You’ll see that the panel writes down what the clinical team say in answer to the questions, and what you and your representative say. I spend a lot of time writing or typing on my laptop. This is so I can write the reasons why the panel made the decision that we did at the end of the hearing.

We know it can be very difficult for you to sit still and not interrupt if you think that things are being said about you that you don’t agree with. Do take some paper into the hearing and make notes about what’s being said so you can talk about these with your representative.

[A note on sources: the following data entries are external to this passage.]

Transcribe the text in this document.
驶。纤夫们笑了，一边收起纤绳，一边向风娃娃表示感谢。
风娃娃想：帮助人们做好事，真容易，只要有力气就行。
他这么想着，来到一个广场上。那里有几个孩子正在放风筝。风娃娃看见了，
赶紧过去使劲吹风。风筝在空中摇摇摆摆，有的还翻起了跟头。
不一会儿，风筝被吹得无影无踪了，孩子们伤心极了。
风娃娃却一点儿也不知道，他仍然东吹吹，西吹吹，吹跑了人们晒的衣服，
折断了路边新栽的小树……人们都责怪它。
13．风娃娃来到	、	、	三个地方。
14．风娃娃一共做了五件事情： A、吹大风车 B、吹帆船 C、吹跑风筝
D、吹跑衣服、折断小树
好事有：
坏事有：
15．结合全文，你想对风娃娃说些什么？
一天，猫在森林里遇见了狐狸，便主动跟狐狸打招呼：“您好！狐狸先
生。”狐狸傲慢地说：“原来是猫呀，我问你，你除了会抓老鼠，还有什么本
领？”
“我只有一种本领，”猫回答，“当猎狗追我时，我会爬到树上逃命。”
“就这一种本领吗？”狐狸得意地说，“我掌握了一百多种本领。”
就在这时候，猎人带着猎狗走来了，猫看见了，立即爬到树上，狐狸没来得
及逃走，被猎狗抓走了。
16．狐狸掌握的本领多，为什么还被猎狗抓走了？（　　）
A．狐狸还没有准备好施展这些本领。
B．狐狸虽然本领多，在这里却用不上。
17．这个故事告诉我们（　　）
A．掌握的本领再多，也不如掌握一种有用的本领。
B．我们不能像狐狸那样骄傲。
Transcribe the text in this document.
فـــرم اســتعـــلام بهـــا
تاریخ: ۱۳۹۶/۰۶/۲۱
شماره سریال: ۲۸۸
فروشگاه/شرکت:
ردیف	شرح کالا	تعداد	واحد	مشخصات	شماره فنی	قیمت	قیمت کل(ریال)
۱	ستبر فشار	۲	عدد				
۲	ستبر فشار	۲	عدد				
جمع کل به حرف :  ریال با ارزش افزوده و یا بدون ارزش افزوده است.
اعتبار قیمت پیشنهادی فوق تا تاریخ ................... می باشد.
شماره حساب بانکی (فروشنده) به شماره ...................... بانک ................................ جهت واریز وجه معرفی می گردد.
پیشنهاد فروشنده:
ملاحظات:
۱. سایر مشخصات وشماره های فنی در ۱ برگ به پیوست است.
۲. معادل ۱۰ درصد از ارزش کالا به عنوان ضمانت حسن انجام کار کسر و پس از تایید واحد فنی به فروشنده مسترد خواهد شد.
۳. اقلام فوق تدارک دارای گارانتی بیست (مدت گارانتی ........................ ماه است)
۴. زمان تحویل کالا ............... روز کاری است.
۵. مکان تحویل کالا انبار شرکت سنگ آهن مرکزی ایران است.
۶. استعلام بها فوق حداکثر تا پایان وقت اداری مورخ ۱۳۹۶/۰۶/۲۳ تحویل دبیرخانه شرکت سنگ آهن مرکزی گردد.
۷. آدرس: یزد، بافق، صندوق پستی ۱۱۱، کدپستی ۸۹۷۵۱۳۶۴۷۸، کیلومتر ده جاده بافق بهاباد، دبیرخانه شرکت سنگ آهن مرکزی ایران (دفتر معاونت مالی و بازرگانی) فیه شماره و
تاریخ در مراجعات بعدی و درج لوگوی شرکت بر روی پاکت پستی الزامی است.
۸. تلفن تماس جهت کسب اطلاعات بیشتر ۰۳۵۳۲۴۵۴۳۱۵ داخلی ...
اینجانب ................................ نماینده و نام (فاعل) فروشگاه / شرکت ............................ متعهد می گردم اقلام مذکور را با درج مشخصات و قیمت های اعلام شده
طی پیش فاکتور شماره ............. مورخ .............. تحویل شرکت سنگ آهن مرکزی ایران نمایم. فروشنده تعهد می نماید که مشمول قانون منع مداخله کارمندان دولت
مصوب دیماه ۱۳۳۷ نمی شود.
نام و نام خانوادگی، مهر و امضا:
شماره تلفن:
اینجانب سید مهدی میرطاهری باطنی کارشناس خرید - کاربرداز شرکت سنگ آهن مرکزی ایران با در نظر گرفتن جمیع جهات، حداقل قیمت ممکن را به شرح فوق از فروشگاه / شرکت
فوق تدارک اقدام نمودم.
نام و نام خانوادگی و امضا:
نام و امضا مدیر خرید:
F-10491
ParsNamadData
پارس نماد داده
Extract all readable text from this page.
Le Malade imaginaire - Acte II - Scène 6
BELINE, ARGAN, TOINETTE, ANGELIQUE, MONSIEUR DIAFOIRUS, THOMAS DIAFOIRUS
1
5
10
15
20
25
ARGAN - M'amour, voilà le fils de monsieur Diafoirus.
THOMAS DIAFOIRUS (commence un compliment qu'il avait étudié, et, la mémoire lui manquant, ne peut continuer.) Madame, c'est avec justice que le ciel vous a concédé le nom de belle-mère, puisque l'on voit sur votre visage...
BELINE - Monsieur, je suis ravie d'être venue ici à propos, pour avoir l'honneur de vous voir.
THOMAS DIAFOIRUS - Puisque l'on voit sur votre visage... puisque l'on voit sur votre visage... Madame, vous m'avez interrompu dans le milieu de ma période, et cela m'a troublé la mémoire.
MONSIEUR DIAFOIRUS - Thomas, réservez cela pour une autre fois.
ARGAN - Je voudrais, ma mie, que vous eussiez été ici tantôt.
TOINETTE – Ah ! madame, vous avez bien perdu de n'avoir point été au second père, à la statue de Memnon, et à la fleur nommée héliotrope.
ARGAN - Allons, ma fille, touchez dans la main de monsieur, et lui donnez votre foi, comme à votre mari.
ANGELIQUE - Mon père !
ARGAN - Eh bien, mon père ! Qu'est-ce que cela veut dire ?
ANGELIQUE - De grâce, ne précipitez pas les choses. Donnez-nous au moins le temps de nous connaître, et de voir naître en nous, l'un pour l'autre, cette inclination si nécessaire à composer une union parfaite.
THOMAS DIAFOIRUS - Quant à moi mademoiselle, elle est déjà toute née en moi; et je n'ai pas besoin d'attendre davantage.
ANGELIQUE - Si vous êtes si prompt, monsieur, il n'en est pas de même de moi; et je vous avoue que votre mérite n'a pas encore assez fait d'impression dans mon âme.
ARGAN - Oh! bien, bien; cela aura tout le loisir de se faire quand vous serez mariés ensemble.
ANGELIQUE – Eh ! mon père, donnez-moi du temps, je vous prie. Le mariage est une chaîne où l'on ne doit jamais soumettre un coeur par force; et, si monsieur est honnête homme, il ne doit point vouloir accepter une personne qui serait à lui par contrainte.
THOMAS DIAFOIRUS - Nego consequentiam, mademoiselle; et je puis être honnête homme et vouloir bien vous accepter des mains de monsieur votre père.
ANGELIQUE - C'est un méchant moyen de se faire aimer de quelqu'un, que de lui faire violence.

This can be a very stressful experience but there are ways you, your team and the tribunal panel can make it easier for you:

  • You will not be on your own at the hearing. You have a legal representative to help you tell the tribunal panel what you want.
  • You can talk to us with your legal representative before your doctor, nurse and care co-ordinator give their views.
  • You can give us written information about what you want.
  • You can come for only part of the hearing.
  • You can have an independent mental health advocate to support you.
  • You can have family members at the hearing.
  • You can ask for a break at any time to talk with your representative.

What you don’t have to do:

  • You don’t have to attend the hearing at all.
  • You don’t have to stay for the whole hearing if you are becoming upset.
  • You don’t have to come back to hear our decision.

Just let us know and we will do our best to make the hearing as fair as possible.